Solo un malfunzionamento del telecomando che doveva azionare l’autobomba evitò quell’ultima strage.
Il 26 gennaio è storica la trasmissione televisiva in cui Silvio Berlusconi annunciò la propria discesa in campo e la costituzione del partito Forza Italia. Il giorno dopo entrambi i fratelli Graviano furono arrestati e l’ultimo colpetto non si rese più necessario.

Ad anni di distanza, nel 2020, rispondendo alle domande del procuratore aggiunto Giuseppe Lombardo nel processo ‘Ndrangheta stragista Giuseppe Graviano ha affermato di aver avuto rapporti di natura economica con Berlusconi e di essersi persino incontrato con l’ex Premier per ben tre volte durante la latitanza.

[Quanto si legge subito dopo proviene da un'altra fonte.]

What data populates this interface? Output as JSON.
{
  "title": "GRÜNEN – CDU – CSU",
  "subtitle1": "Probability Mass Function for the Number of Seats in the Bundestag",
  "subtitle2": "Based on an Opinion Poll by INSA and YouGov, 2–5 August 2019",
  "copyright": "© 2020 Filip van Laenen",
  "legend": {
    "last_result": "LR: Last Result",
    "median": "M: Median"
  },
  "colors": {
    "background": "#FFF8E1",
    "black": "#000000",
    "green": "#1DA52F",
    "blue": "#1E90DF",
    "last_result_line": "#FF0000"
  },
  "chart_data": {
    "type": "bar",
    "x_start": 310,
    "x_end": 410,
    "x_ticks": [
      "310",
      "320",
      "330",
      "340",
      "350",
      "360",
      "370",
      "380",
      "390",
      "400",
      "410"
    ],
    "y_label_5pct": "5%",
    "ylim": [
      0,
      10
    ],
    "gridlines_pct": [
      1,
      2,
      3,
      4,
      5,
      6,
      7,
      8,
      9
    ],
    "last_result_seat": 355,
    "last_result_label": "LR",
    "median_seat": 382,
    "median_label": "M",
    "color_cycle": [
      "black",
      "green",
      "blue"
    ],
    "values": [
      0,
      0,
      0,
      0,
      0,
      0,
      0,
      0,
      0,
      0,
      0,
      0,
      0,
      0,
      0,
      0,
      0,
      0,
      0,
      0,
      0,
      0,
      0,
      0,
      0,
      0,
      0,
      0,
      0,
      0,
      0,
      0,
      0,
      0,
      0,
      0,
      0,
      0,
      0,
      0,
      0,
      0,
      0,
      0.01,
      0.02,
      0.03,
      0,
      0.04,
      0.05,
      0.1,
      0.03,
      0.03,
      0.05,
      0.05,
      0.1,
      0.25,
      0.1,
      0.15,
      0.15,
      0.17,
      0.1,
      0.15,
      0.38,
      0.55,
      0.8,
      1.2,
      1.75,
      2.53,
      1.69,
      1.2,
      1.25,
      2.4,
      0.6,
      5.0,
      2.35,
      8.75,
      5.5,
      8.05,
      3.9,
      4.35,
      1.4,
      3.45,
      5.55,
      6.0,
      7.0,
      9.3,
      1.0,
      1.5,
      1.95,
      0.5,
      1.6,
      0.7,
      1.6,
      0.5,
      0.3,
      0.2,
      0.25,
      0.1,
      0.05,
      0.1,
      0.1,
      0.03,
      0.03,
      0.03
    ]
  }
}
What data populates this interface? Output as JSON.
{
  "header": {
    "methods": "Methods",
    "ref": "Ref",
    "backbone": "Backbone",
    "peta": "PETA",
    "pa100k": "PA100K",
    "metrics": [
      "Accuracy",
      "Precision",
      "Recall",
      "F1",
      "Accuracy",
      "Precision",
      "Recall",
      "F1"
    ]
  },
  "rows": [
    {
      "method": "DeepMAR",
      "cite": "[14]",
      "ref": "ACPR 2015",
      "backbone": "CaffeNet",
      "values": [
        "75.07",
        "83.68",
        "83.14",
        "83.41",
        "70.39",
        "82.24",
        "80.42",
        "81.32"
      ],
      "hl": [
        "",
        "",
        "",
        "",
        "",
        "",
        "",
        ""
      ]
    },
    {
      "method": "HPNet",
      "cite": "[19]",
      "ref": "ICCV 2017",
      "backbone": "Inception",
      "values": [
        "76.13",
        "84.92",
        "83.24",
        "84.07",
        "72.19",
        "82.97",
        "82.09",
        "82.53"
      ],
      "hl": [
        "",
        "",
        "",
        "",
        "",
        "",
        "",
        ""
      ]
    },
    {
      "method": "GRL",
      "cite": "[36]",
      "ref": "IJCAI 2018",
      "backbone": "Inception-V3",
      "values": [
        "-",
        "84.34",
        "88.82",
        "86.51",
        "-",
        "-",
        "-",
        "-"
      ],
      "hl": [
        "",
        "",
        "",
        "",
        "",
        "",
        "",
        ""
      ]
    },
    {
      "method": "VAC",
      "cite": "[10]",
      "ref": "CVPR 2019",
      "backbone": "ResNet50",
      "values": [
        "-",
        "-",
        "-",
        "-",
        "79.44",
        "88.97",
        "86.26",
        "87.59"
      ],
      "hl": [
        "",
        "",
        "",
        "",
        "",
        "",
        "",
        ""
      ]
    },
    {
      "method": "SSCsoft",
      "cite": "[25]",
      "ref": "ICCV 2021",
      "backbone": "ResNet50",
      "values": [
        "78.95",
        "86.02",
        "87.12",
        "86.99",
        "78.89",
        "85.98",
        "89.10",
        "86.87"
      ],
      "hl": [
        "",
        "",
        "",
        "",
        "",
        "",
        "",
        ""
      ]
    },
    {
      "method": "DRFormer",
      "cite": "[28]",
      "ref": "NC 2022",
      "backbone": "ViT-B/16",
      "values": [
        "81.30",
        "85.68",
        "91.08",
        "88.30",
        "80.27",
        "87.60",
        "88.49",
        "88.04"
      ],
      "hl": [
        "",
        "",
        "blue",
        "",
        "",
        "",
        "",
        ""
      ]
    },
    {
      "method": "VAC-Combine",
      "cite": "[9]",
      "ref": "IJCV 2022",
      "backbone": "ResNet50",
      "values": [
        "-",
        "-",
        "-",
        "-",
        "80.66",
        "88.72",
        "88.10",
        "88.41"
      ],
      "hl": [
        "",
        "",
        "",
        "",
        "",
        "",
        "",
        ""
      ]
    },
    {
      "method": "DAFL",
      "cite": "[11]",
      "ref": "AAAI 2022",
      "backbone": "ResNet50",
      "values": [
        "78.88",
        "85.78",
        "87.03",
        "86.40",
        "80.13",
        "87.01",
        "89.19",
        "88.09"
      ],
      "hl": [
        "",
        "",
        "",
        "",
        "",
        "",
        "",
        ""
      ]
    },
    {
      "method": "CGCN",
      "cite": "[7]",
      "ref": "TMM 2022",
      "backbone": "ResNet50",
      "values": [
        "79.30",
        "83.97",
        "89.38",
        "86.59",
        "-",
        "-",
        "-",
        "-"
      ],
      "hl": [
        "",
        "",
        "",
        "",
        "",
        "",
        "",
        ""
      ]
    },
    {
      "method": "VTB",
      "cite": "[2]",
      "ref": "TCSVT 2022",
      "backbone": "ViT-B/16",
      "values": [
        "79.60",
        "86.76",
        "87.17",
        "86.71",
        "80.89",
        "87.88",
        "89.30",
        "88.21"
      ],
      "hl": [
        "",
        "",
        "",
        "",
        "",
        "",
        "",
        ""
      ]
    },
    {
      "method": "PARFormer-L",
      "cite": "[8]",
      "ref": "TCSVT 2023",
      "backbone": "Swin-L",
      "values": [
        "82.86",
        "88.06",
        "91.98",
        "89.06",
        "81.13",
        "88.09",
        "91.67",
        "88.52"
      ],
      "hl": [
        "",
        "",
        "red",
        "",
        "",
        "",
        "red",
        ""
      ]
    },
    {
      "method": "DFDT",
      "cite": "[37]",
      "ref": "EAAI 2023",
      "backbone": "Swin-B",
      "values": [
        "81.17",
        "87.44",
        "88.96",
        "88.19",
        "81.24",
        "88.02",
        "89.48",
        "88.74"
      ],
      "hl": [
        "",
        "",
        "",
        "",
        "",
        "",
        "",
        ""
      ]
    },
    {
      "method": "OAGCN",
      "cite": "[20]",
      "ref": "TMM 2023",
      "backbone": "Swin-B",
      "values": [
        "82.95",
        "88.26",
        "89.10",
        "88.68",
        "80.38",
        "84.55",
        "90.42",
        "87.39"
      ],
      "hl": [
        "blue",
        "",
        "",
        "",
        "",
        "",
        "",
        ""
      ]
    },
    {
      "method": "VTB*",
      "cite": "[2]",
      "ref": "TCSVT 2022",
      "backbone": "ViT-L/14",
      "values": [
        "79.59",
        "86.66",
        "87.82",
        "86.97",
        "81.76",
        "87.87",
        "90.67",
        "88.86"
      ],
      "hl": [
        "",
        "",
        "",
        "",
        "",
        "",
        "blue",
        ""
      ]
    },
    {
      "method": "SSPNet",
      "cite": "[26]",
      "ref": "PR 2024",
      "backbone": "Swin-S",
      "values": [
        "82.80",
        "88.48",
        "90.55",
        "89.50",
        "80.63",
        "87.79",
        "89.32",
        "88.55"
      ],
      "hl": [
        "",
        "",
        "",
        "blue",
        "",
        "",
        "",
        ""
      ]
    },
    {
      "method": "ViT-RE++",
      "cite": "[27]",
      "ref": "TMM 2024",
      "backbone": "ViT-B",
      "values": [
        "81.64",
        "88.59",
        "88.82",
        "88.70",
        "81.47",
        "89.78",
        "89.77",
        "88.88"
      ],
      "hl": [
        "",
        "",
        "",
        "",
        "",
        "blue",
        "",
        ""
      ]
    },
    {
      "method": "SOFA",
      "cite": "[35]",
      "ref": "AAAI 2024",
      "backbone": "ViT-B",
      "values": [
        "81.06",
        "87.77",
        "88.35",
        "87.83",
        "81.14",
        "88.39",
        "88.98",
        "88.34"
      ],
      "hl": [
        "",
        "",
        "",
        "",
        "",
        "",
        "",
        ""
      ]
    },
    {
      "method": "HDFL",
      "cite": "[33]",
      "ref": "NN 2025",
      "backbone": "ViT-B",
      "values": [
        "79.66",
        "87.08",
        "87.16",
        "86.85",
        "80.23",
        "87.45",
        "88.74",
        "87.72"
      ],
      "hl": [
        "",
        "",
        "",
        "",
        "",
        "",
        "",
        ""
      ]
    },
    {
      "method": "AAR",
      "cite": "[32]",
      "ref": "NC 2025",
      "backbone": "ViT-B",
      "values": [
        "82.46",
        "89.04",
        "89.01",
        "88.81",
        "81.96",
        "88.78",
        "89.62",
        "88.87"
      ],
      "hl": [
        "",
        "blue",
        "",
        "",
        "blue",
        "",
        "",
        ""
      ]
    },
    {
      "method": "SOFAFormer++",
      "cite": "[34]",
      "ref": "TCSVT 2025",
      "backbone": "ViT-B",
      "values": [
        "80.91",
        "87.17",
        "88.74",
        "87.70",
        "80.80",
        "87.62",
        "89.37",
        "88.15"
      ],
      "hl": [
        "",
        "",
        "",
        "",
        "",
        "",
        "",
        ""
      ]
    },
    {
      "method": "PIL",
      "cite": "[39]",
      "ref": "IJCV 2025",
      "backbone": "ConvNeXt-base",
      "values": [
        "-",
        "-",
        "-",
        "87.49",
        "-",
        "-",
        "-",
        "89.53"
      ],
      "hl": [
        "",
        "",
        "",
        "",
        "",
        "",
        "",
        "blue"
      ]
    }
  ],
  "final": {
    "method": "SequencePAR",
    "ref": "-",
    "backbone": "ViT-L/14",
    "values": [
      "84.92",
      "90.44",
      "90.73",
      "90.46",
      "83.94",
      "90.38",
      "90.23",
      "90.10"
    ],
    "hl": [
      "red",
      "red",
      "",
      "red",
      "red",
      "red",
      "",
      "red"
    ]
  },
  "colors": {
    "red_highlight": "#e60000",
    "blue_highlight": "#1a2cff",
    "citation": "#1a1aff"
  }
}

Verità? Menzogne? Tutti aspetti che oggi sono al vaglio della magistratura che indaga sui mandanti esterni delle stragi del 1993.
Qualora decidesse di collaborare con la giustizia, Giuseppe Graviano potrebbe svelare fino in fondo molte verità.
Magari anche sul “buco nero” che si nasconde dietro quella rappresaglia contro il Vaticano che si consumò in quella terribile stagione.
Tra affari da far rispettare e trattative da condurre le parole dette nella Valle dei Templi stonavano alle orecchie del sistema criminale.
Uccidere un prete di periferia e prima ancora colpire alcune tra le Chiese più importanti di Roma, dopo la Città del Vaticano, era un messaggio chiaro: doveva tornare il silenzioso quieto vivere.
Parliamo di ipotesi, certo, ma è un dato di fatto che successivamente soltanto Papa Francesco ha avuto il coraggio di tuonare nuovamente contro i mafiosi, addirittura scomunicandoli (“I mafiosi non sono in comunione con Dio, sono scomunicati“).

Una verità cruda, ma reale.
Per fortuna oggi alle parole si accompagnano i fatti di quei missionari, operatori e uomini di fede che non hanno mai voluto, e non vogliono, scendere a patti con la mafia ed i sistemi criminali.